The increasing demand for comfort and quietness from the automotive industry transforms the acoustics performances of subsystems as a critical input for the selection of a specific design. Among this market, rotating systems noise takes a growing importance and automotive alternators are strongly impacted by this aspect. Alternators contain many different types of rotating parts such as cooling fans and claw poles and their corresponding flow-induced noise contributions and interaction mechanisms driving the noise generation have to be assessed as early as possible in the product development process.
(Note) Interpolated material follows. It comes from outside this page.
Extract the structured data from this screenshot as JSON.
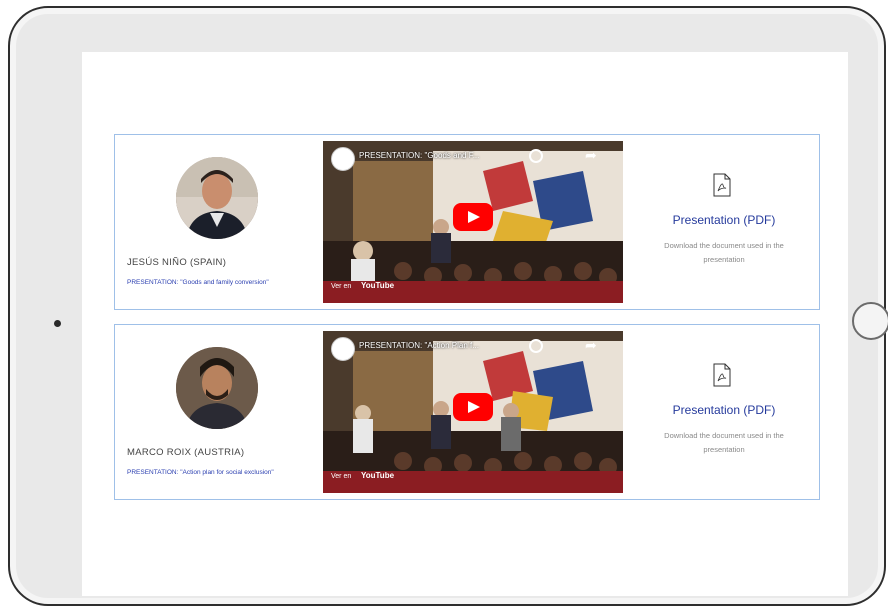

Experimental methods have been historically used to identify and reduce the most obvious phenomena at the origin of the broadband and tonal contents of the noise. Considering the complexity of this device, it appears practically more and more difficult to understand the involved mechanisms and to identify and treat the remaining aeroacoustics sources. The use of digital solutions to simulate the corresponding flow-induced noise contributions and to provide an insight on the noise generation mechanisms represents an alternative to this experimental approach. Furthermore, numerical approach allows a broader design space exploration, where experimental testing can sometime be limited by other constraints, such as mechanical, thermal and electromagnetic aspects. Another advantage of using CAE method is to reduce the product development cycle and the number of expensive prototypes. The highly detailed geometry features and the constrained environment of alternators however represented a real challenge for computational aeroacoustics solutions.

In this paper, an unsteady and compressible computational approach based on the Lattice Boltzmann Method (LBM) is used to simultaneously predict the 3-D turbulent flow and the corresponding acoustic field of an automotive alternator. The complete rotor-stator model including all geometrical details and the truly rotating geometry is simulated. Numerical and experimental far field sound pressure levels and acoustic power comparisons are presented. Additional transient and spectral flow analysis are performed to diagnose flow-induced noise problems and to provide a better understanding of the aeroacoustics sources.